The urn is a palpable symbol to the Eye, and our Soul looks through its watery window to transform the scene as it desires at that particular moment.
Keats tells of the specific bittersweet pleasure that lives in the scene of idealized love. See how he plays with the light and the dark:
Bold Lover, never, never canst thou kiss,
Though winning near the goal yet, do not grieve;
She cannot fade, though thou hast not thy bliss,
For ever wilt thou love, and she be fair!
This perpetual pleasure thrives on the proximity of pain.
I read criticism of this poem saying that the lines of the third stanza, when Keats sings of the “happy, happy boughs” which adorn the scene of “happy, happy love!” are rather trite and unaffected. If your heart caught the tune of bittersweet yearning, then these lines are easily sincere. Hearing myself read these lines aloud on video put a smile on my face. And if you are a Poet who daily seeks the pleasure of the shade under a bower, and well-respected the cool seat’s ability to stir sentiments which give us the sweetest, heart-felt music on the English tongue, then you too would be boundless in your joy to find a bough that never lost its leaves
Nor ever bid the Spring adieu.
Imagine the prime moment of your Life, when passion was at its height. Here this scene speaks of something very real, in one sense, but gains the wings of the Ideal as it is love never-ending,
For ever warm and still to be enjoy’d.
And though our cool reason may swoop down to pop the Romantic bubble, as our past experience of Love in retreat proves the conclusion to this scene to be false — when Love did exist we walked on Earth as though we were in a dream — the scene captures for all time that temporary bliss, when Love gifted sensations to the heart, and when Fancy-inspired images were phenomenon that worked as real objects on our mind.

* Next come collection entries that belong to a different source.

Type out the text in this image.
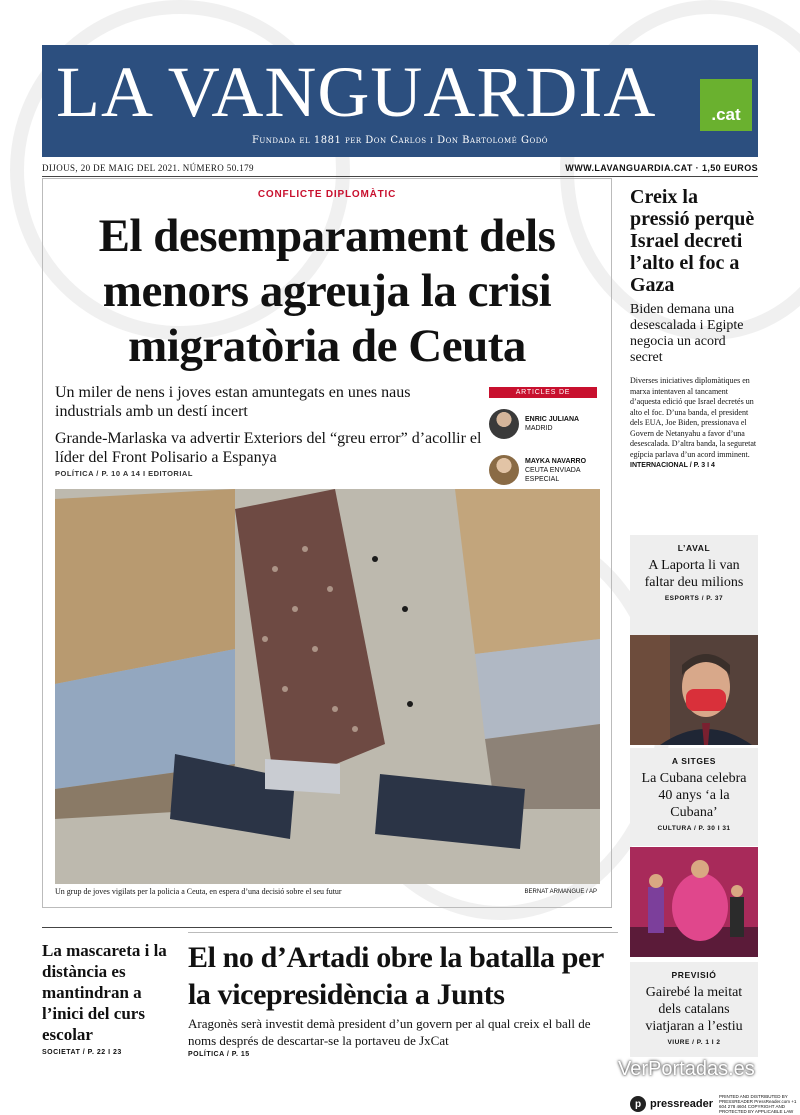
LA VANGUARDIA	.cat
Fundada el 1881 per Don Carlos i Don Bartolomé Godó
DIJOUS, 20 DE MAIG DEL 2021. NÚMERO 50.179	WWW.LAVANGUARDIA.CAT · 1,50 EUROS
CONFLICTE DIPLOMÀTIC
El desemparament dels menors agreuja la crisi migratòria de Ceuta
Un miler de nens i joves estan amuntegats en unes naus industrials amb un destí incert
Grande-Marlaska va advertir Exteriors del “greu error” d’acollir el líder del Front Polisario a Espanya
POLÍTICA / P. 10 A 14 I EDITORIAL
ARTICLES DE
ENRIC JULIANA
MADRID
MAYKA NAVARRO
CEUTA ENVIADA ESPECIAL
Un grup de joves vigilats per la policia a Ceuta, en espera d’una decisió sobre el seu futur	BERNAT ARMANGUE / AP
Creix la pressió perquè Israel decreti l’alto el foc a Gaza
Biden demana una desescalada i Egipte negocia un acord secret
Diverses iniciatives diplomàtiques en marxa intentaven al tancament d’aquesta edició que Israel decretés un alto el foc. D’una banda, el president dels EUA, Joe Biden, pressionava el Govern de Netanyahu a favor d’una desescalada. D’altra banda, la seguretat egípcia parlava d’un acord imminent. INTERNACIONAL / P. 3 I 4
L’AVAL
A Laporta li van faltar deu milions
ESPORTS / P. 37
A SITGES
La Cubana celebra 40 anys ‘a la Cubana’
CULTURA / P. 30 I 31
PREVISIÓ
Gairebé la meitat dels catalans viatjaran a l’estiu
VIURE / P. 1 I 2
La mascareta i la distància es mantindran a l’inici del curs escolar
SOCIETAT / P. 22 I 23
El no d’Artadi obre la batalla per la vicepresidència a Junts
Aragonès serà investit demà president d’un govern per al qual creix el ball de noms després de descartar-se la portaveu de JxCat
POLÍTICA / P. 15
VerPortadas.es
p pressreader
PRINTED AND DISTRIBUTED BY PRESSREADER PressReader.com +1 604 278 4604 COPYRIGHT AND PROTECTED BY APPLICABLE LAW
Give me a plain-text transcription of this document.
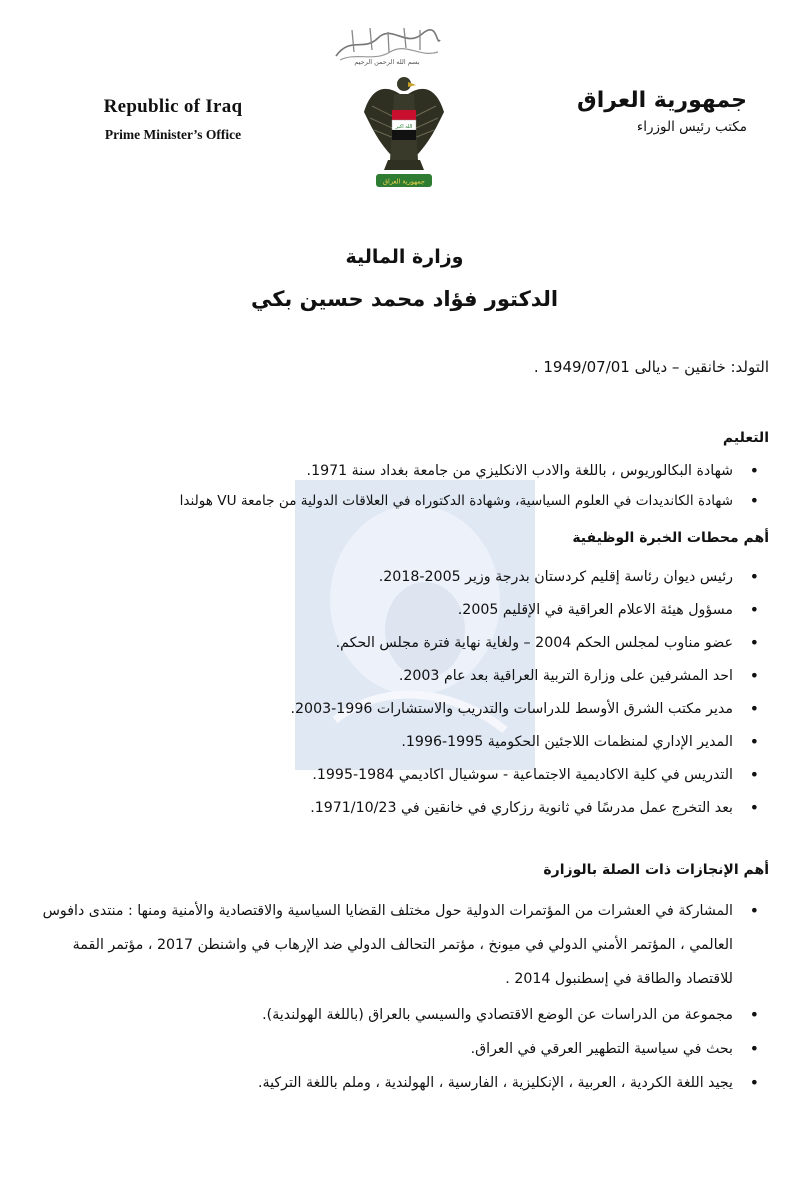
بسم الله الرحمن الرحيم
الله اكبر
جمهورية العراق
Republic of Iraq
Prime Minister’s Office
جمهورية العراق
مكتب رئيس الوزراء
وزارة المالية
الدكتور فؤاد محمد حسين بكي
التولد: خانقين – ديالى 1949/07/01 .
التعليم
• شهادة البكالوريوس ، باللغة والادب الانكليزي من جامعة بغداد سنة 1971.
• شهادة الكانديدات في العلوم السياسية، وشهادة الدكتوراه في العلاقات الدولية من جامعة VU هولندا
أهم محطات الخبرة الوظيفية
• رئيس ديوان رئاسة إقليم كردستان بدرجة وزير 2005-2018.
• مسؤول هيئة الاعلام العراقية في الإقليم 2005.
• عضو مناوب لمجلس الحكم 2004 – ولغاية نهاية فترة مجلس الحكم.
• احد المشرفين على وزارة التربية العراقية بعد عام 2003.
• مدير مكتب الشرق الأوسط للدراسات والتدريب والاستشارات 1996-2003.
• المدير الإداري لمنظمات اللاجئين الحكومية 1995-1996.
• التدريس في كلية الاكاديمية الاجتماعية - سوشيال اكاديمي 1984-1995.
• بعد التخرج عمل مدرسًا في ثانوية رزكاري في خانقين في 1971/10/23.
أهم الإنجازات ذات الصلة بالوزارة
• المشاركة في العشرات من المؤتمرات الدولية حول مختلف القضايا السياسية والاقتصادية والأمنية ومنها : منتدى دافوس العالمي ، المؤتمر الأمني الدولي في ميونخ ، مؤتمر التحالف الدولي ضد الإرهاب في واشنطن 2017 ، مؤتمر القمة للاقتصاد والطاقة في إسطنبول 2014 .
• مجموعة من الدراسات عن الوضع الاقتصادي والسيسي بالعراق (باللغة الهولندية).
• بحث في سياسية التطهير العرقي في العراق.
• يجيد اللغة الكردية ، العربية ، الإنكليزية ، الفارسية ، الهولندية ، وملم باللغة التركية.
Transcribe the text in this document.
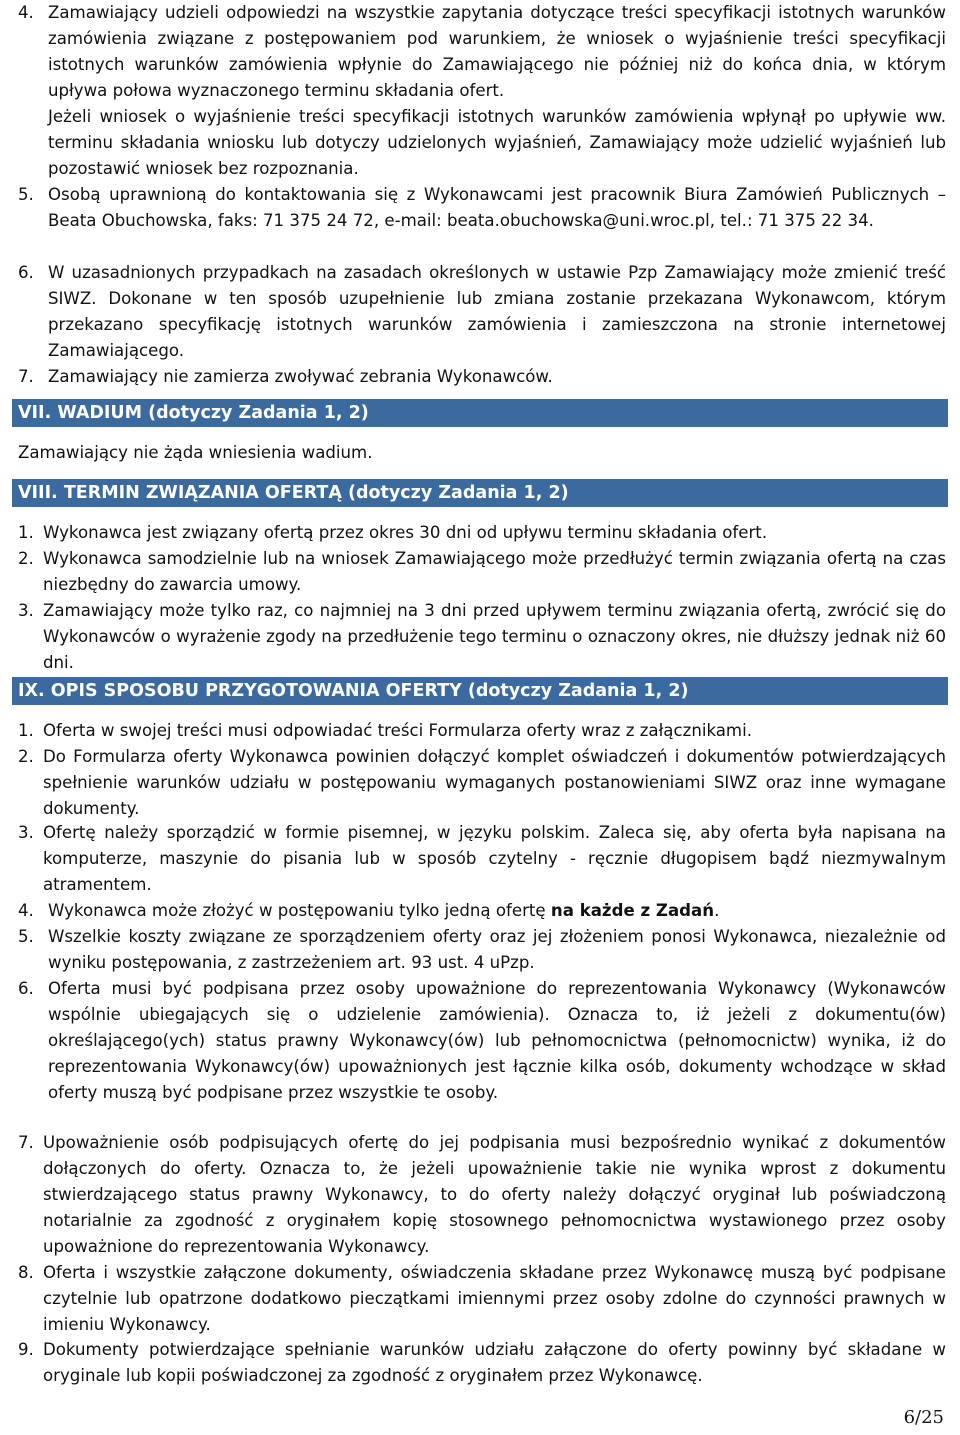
4. Zamawiający udzieli odpowiedzi na wszystkie zapytania dotyczące treści specyfikacji istotnych warunków zamówienia związane z postępowaniem pod warunkiem, że wniosek o wyjaśnienie treści specyfikacji istotnych warunków zamówienia wpłynie do Zamawiającego nie później niż do końca dnia, w którym upływa połowa wyznaczonego terminu składania ofert.
Jeżeli wniosek o wyjaśnienie treści specyfikacji istotnych warunków zamówienia wpłynął po upływie ww. terminu składania wniosku lub dotyczy udzielonych wyjaśnień, Zamawiający może udzielić wyjaśnień lub pozostawić wniosek bez rozpoznania.
5. Osobą uprawnioną do kontaktowania się z Wykonawcami jest pracownik Biura Zamówień Publicznych – Beata Obuchowska, faks: 71 375 24 72, e-mail: beata.obuchowska@uni.wroc.pl, tel.: 71 375 22 34.
6. W uzasadnionych przypadkach na zasadach określonych w ustawie Pzp Zamawiający może zmienić treść SIWZ. Dokonane w ten sposób uzupełnienie lub zmiana zostanie przekazana Wykonawcom, którym przekazano specyfikację istotnych warunków zamówienia i zamieszczona na stronie internetowej Zamawiającego.
7. Zamawiający nie zamierza zwoływać zebrania Wykonawców.
VII. WADIUM (dotyczy Zadania 1, 2)
Zamawiający nie żąda wniesienia wadium.
VIII. TERMIN ZWIĄZANIA OFERTĄ (dotyczy Zadania 1, 2)
1. Wykonawca jest związany ofertą przez okres 30 dni od upływu terminu składania ofert.
2. Wykonawca samodzielnie lub na wniosek Zamawiającego może przedłużyć termin związania ofertą na czas niezbędny do zawarcia umowy.
3. Zamawiający może tylko raz, co najmniej na 3 dni przed upływem terminu związania ofertą, zwrócić się do Wykonawców o wyrażenie zgody na przedłużenie tego terminu o oznaczony okres, nie dłuższy jednak niż 60 dni.
IX. OPIS SPOSOBU PRZYGOTOWANIA OFERTY (dotyczy Zadania 1, 2)
1. Oferta w swojej treści musi odpowiadać treści Formularza oferty wraz z załącznikami.
2. Do Formularza oferty Wykonawca powinien dołączyć komplet oświadczeń i dokumentów potwierdzających spełnienie warunków udziału w postępowaniu wymaganych postanowieniami SIWZ oraz inne wymagane dokumenty.
3. Ofertę należy sporządzić w formie pisemnej, w języku polskim. Zaleca się, aby oferta była napisana na komputerze, maszynie do pisania lub w sposób czytelny - ręcznie długopisem bądź niezmywalnym atramentem.
4. Wykonawca może złożyć w postępowaniu tylko jedną ofertę na każde z Zadań.
5. Wszelkie koszty związane ze sporządzeniem oferty oraz jej złożeniem ponosi Wykonawca, niezależnie od wyniku postępowania, z zastrzeżeniem art. 93 ust. 4 uPzp.
6. Oferta musi być podpisana przez osoby upoważnione do reprezentowania Wykonawcy (Wykonawców wspólnie ubiegających się o udzielenie zamówienia). Oznacza to, iż jeżeli z dokumentu(ów) określającego(ych) status prawny Wykonawcy(ów) lub pełnomocnictwa (pełnomocnictw) wynika, iż do reprezentowania Wykonawcy(ów) upoważnionych jest łącznie kilka osób, dokumenty wchodzące w skład oferty muszą być podpisane przez wszystkie te osoby.
7. Upoważnienie osób podpisujących ofertę do jej podpisania musi bezpośrednio wynikać z dokumentów dołączonych do oferty. Oznacza to, że jeżeli upoważnienie takie nie wynika wprost z dokumentu stwierdzającego status prawny Wykonawcy, to do oferty należy dołączyć oryginał lub poświadczoną notarialnie za zgodność z oryginałem kopię stosownego pełnomocnictwa wystawionego przez osoby upoważnione do reprezentowania Wykonawcy.
8. Oferta i wszystkie załączone dokumenty, oświadczenia składane przez Wykonawcę muszą być podpisane czytelnie lub opatrzone dodatkowo pieczątkami imiennymi przez osoby zdolne do czynności prawnych w imieniu Wykonawcy.
9. Dokumenty potwierdzające spełnianie warunków udziału załączone do oferty powinny być składane w oryginale lub kopii poświadczonej za zgodność z oryginałem przez Wykonawcę.
6/25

We now move to a scene of natural piety in the fourth stanza. This could be another scene on the other side of the same urn, or a different urn entirely. Whatever it is, it does not matter.
Keats views the scene as a part of a whole, logical world. He envisions in this scene of movement the destination and the starting point. It was his imagination, not the artist of the urn, who painted the little town scene in his mind.
This last stanza serves as a refrain, and we return to sing the praises of the urn again. The effect of the scene to bring the Poet to their unreflecting Paradise is summed concisely in the following lines:
Thou, silent form, dost tease us out of thought
As doth eternity: Cold Pastoral!
The instance when Keats with his Imagination is inspired by an antique object to create new images paired with living sensations, that is the instance when the artificial barriers of Time and Space are abolished, and the Soul can take flight. When we recognize that the hand that shaped the urn had a pulse, and the scene is drawn in part from their past life, then do we find sympathy and sincere Love is cultivated. This destruction of those artificial barriers leaves our mind sensitive to the feeling of Eternity; that same feeling that comes over us when we stare out into the sea’s horizon, and feel the boundless sea ever coming towards us, wave after wave after wave; and we stand the shore, powerless to stop its motion, unable to fathom its own force, stepping on stones which witnessed the Sea’s birth.